Firoze Wadia
My Housing Society (in Mumbai – Maharashtra) was formed way back in late ninetees and follows Bye-Laws prior to the ones released in 2001 . So no Bye-Laws have been adopted since the release of 2001 and later, not even the latest ones of 2013.
When any issue is raised, the Secretary responds saying our Bye-laws prior to 2001 apply and there is NO NEED to adopt newer bye-laws unless General Body wants it. IS THIS CORRECT? ISN’T IT MANDATORY TO ADOPT BYE-LAWS SINCE 2001?
WHICH GOVERNMENT AUTHORITY CAN ENDORSE THIS SO I CAN TAKE THIS UP WITH MY SOCIETY MEMBERS?
The issue arose when Managing Committee appointed Auditors without getting approval in General Body Meeting. When questioned, the response was our Bye-Laws does not mandate it.
I C Naik
1.Secretary is right. Adopting Bye-Laws is not mandatory.

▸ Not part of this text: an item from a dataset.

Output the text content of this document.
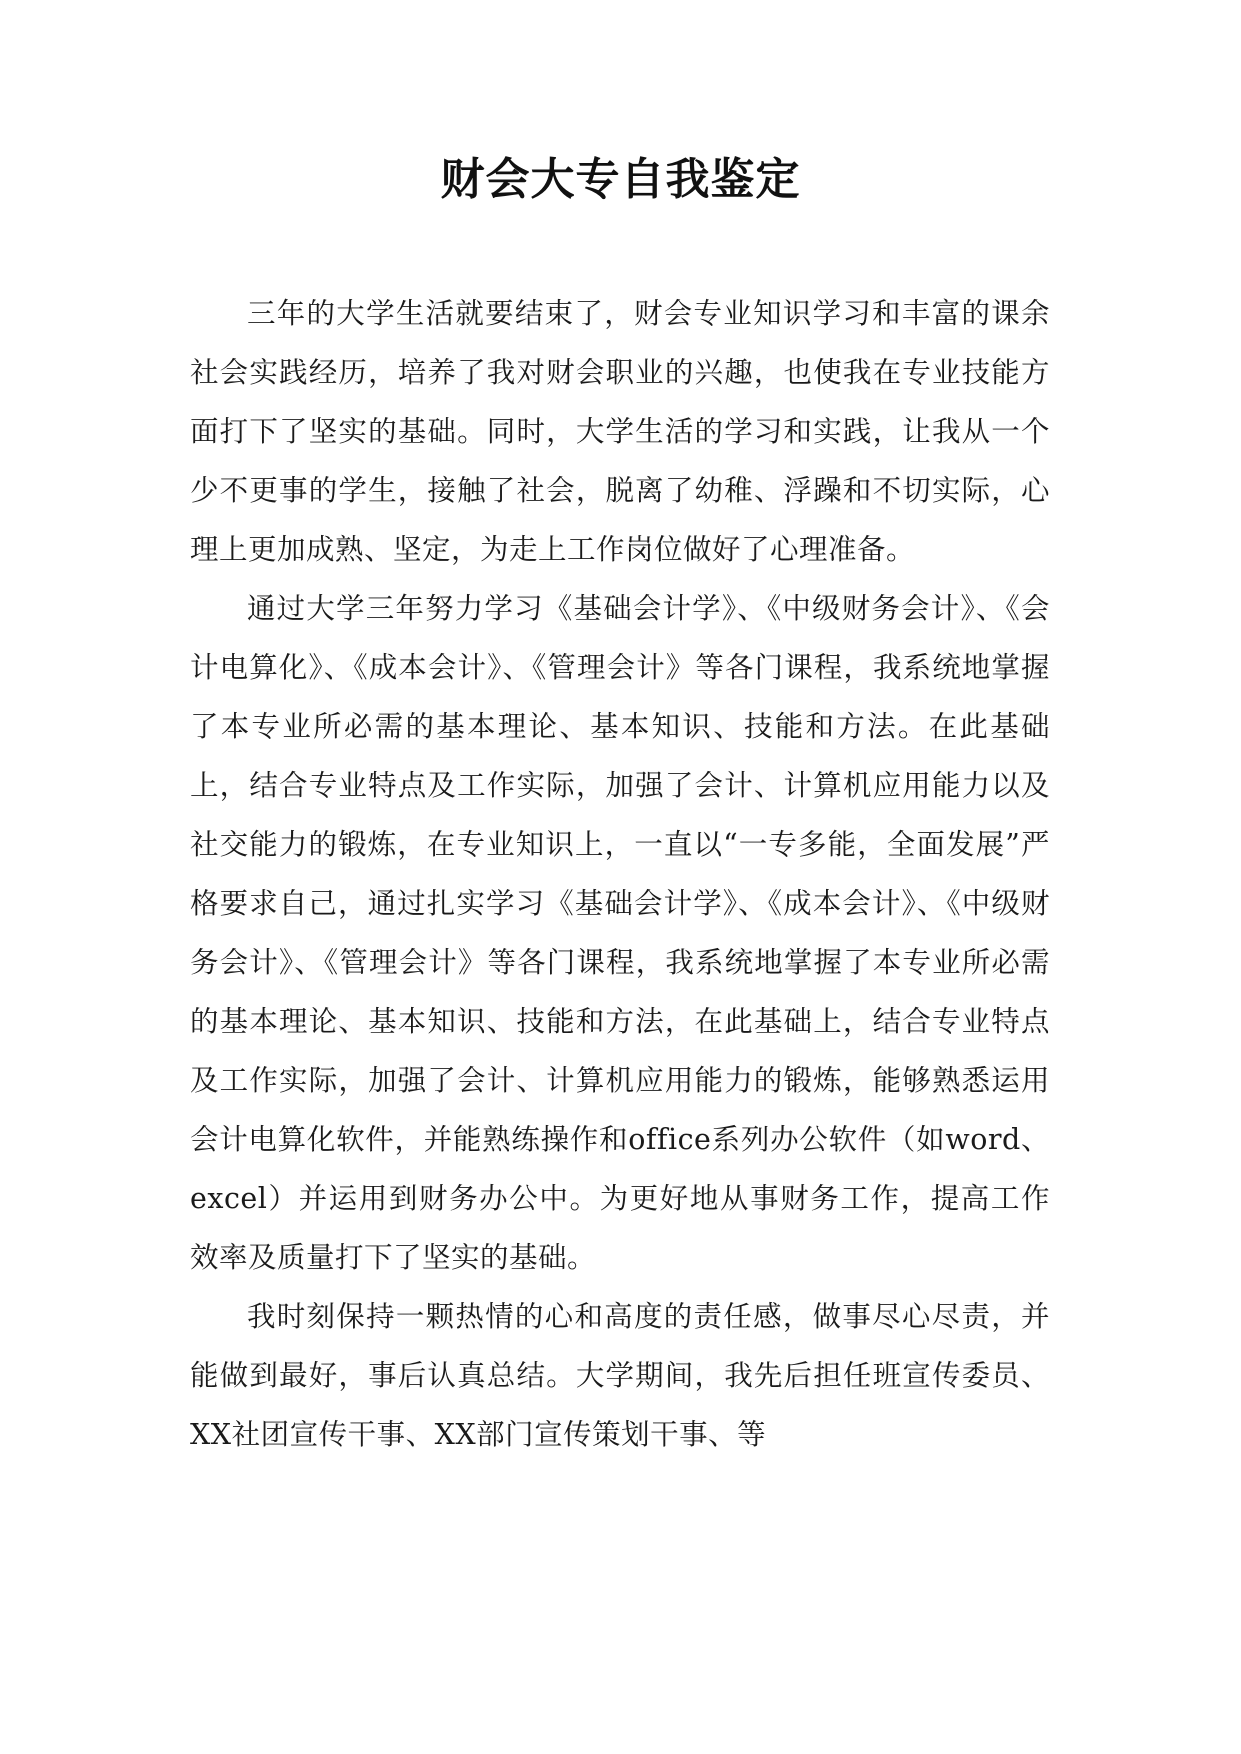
财会大专自我鉴定

三年的大学生活就要结束了，财会专业知识学习和丰富的课余社会实践经历，培养了我对财会职业的兴趣，也使我在专业技能方面打下了坚实的基础。同时，大学生活的学习和实践，让我从一个少不更事的学生，接触了社会，脱离了幼稚、浮躁和不切实际，心理上更加成熟、坚定，为走上工作岗位做好了心理准备。

通过大学三年努力学习《基础会计学》、《中级财务会计》、《会计电算化》、《成本会计》、《管理会计》等各门课程，我系统地掌握了本专业所必需的基本理论、基本知识、技能和方法。在此基础上，结合专业特点及工作实际，加强了会计、计算机应用能力以及社交能力的锻炼，在专业知识上，一直以“一专多能，全面发展”严格要求自己，通过扎实学习《基础会计学》、《成本会计》、《中级财务会计》、《管理会计》等各门课程，我系统地掌握了本专业所必需的基本理论、基本知识、技能和方法，在此基础上，结合专业特点及工作实际，加强了会计、计算机应用能力的锻炼，能够熟悉运用会计电算化软件，并能熟练操作和office系列办公软件（如word、excel）并运用到财务办公中。为更好地从事财务工作，提高工作效率及质量打下了坚实的基础。

我时刻保持一颗热情的心和高度的责任感，做事尽心尽责，并能做到最好，事后认真总结。大学期间，我先后担任班宣传委员、XX社团宣传干事、XX部门宣传策划干事、等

2.Appointing auditor in annual general meeting is required under the M C S Act 1960. Sub-Section 2A of Section 75 lays down that ;
“(2A) Every society shall, appoint an auditor or auditing firm from a panel approved by the State Government in this behalf in its annual general body meeting having such minimum qualifications and experience as laid down in section 81, for the current financial year and shall also file in the form of return to the Registrar, the name of the auditor appointed and his written consent for auditing the accounts of the society within a period of thirty days from the date of the annual general body meeting :
Provided that, the same auditor shall not be appointed for more than three consecutive years by the annual general body meeting of the same society
Further Section 81(1)(f) says that
“The remuneration of the auditor or auditing firm of a society shall be borne by the society and shall be at such rate as may be prescribed.”

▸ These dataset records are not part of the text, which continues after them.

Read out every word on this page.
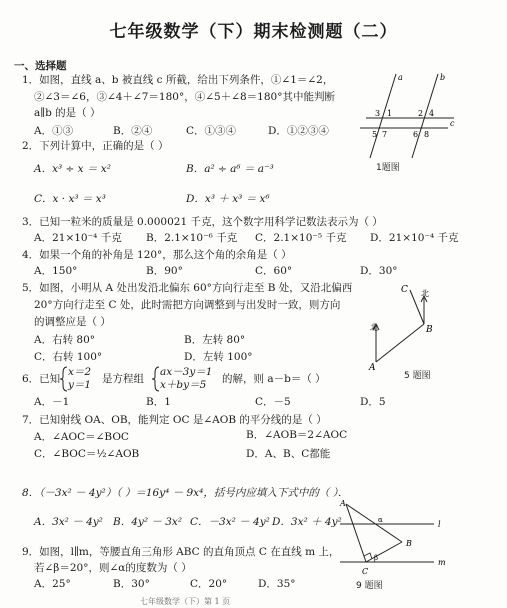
七年级数学（下）期末检测题（二）
一、选择题
1．如图，直线 a、b 被直线 c 所截，给出下列条件，①∠1＝∠2，
②∠3＝∠6，③∠4＋∠7＝180°，④∠5＋∠8＝180°其中能判断
a∥b 的是（ ）
A．①③	B．②④	C．①③④	D．①②③④
a	b
c
1
3
5 7
2 4
6 8
1题图
2．下列计算中，正确的是（ ）
A．x³ ÷ x ＝ x²	B．a² ÷ a⁶ ＝ a⁻³
C．x · x³ ＝ x³	D．x³ ＋ x³ ＝ x⁶
3．已知一粒米的质量是 0.000021 千克，这个数字用科学记数法表示为（ ）
A．21×10⁻⁴ 千克 B．2.1×10⁻⁶ 千克 C．2.1×10⁻⁵ 千克 D．21×10⁻⁴ 千克
4．如果一个角的补角是 120°，那么这个角的余角是（ ）
A．150°	B．90°	C．60°	D．30°
5．如图，小明从 A 处出发沿北偏东 60°方向行走至 B 处，又沿北偏西
20°方向行走至 C 处，此时需把方向调整到与出发时一致，则方向
的调整应是（ ）
A．右转 80°	B．左转 80°
C．右转 100°	D．左转 100°
北
北
A
B
C
5 题图
6．已知
x＝2
y＝1 是方程组
ax－3y＝1
x＋by＝5 的解，则 a－b＝（ ）
A．－1	B．1	C．－5	D．5
7．已知射线 OA、OB，能判定 OC 是∠AOB 的平分线的是（ ）
A．∠AOC＝∠BOC	B．∠AOB＝2∠AOC
C．∠BOC＝½∠AOB	D．A、B、C都能
8．（－3x² － 4y²）（ ）＝16y⁴ － 9x⁴，括号内应填入下式中的（ ）．
A．3x² － 4y² B．4y² － 3x² C．－3x² － 4y² D．3x² ＋ 4y²
A
B
C
l
m
α
β
9 题图
9．如图，l∥m，等腰直角三角形 ABC 的直角顶点 C 在直线 m 上，
若∠β＝20°，则∠α的度数为（ ）
A．25°	B．30°	C．20°	D．35°
七年级数学（下）第 1 页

The appointment of Auditor in the annual general meeting is to be done under businesses described at Clause (vi) in Bye-Law No 96 namely
“to consider any other matters, specifically requiring decisions, concurrence to sanction of the general body meeting of the society, by virtue of the provisions in the Act, Rules and the bye-iaw of the society.”
Committee appointed auditor should be aware of it and if not do not allow him to conduct the audit.